I sighed, this time without anger. Just resignation. The app had sold itself as a space for serious connections, but it had been a lie. The purity of its promises had evaporated in just a few weeks. The messages had become filthy waves that I couldn't avoid. Waves that drowned me. I wasn't angry anymore. What hurt was that I had let myself fall for it again. I had dreamed of finding someone who would love me for who I was, but each message shattered that dream. With every failure, I locked myself away a little more.
I dropped the phone on the couch by the bay window, unable to reply to this emptiness. But barely had I laid my eyes on the screen when another sound made me jump. A knock, slow and heavy. Then a second. Insistent.
I knew who it was. The way she knocked left no doubt.
I slowly straightened, took a deep breath, and waited. The door opened without ceremony.
— "How are you?" Her voice was dry, devoid of warmth. A noise of indifference, a palpable sense of discomfort as she turned her head, inspecting her nails as if I were an interruption in her world.
I didn't answer right away. I wanted to ignore her, to retreat into my silence.
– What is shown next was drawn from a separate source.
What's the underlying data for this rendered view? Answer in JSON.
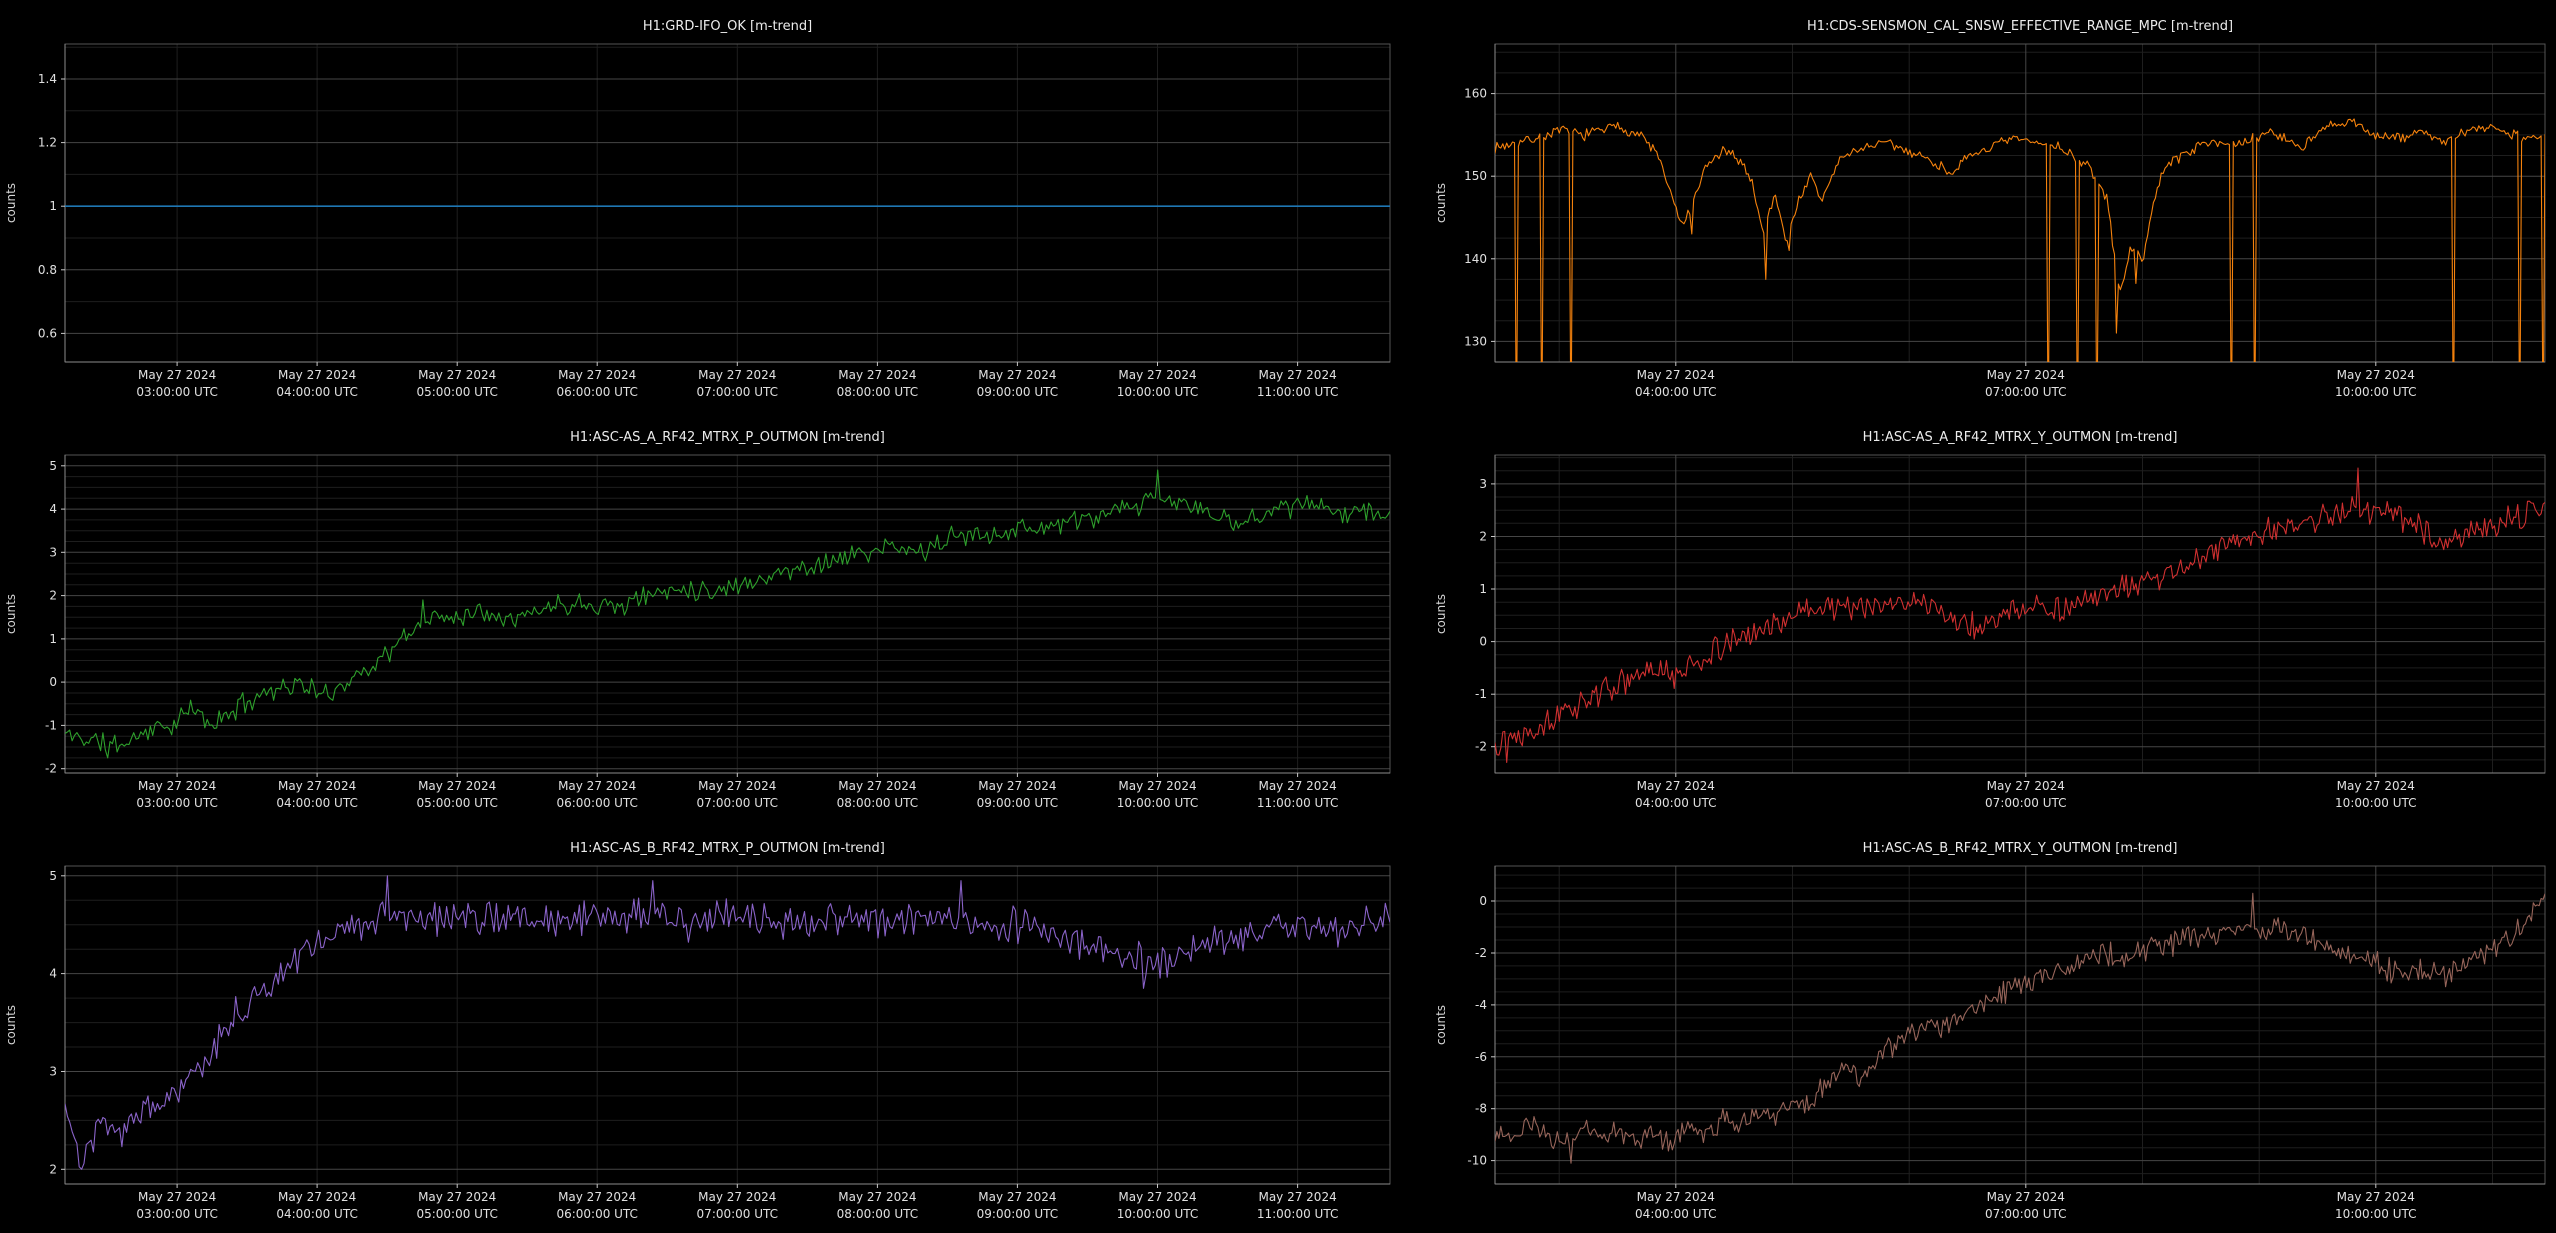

But it wouldn't change anything.
— "You don't care about this."
I said it firmly, coldly. There was nothing left to say. She knew just as well as I did that we were strangers under the same roof, sharing the same name but not the same life.
She rolled her eyes, that gesture so automatic, as if my mere existence were an inconvenience. She looked down at her phone again, her fingers gliding slowly over the screen. Then, suddenly, with a commanding tone, she broke the silence.
— "I think I'm done. I've endured enough for today!" She stood up quickly, her heels clacking on the floor like hammer blows, emphasizing her haste to flee. The air thickened. Every time she was here, the room seemed to shrink around me, to squeeze me tighter.
She headed toward the door, ready to escape, but a poison of resentment surged within me, burning my insides. I couldn't hold it back any longer.
— "I wish it had been you who was struck by this disease, and that you'd die!" The words came out suddenly, without a filter. Sharp, like the pain that tore through me.
She stopped, but didn't turn around. A long silence, an eternity of misunderstanding, then, in that cold voice, she responded:
— "And I'm relieved it's you she chose. This way, nature restores the balance broken by the past."
Her words hit harder than I had imagined. They lodged themselves in my heart, an insidious poison, an uncontrollable rage. But I no longer had the strength to fight her, to fight against the cold indifference she called motherhood.
She crossed the door without a glance back. I stayed there, frozen in the silence, in the same pain. The distant voices of my parents echoed vaguely, muffled. I knew what they were saying. My father, concerned, asking my mother if I was okay. But it didn't matter anymore. Those were empty words, sounds in a world that no longer belonged to me. There was nothing left to save here.
I let myself fall onto the couch, exhausted. A tear rolled down my cheek. I quickly brushed it away, not out of shame. That tear wasn't weakness. It was part of my struggle. My resistance against a world that was slipping away from me.
I was alone. But it didn't seem strange anymore. It was the only truth left to me.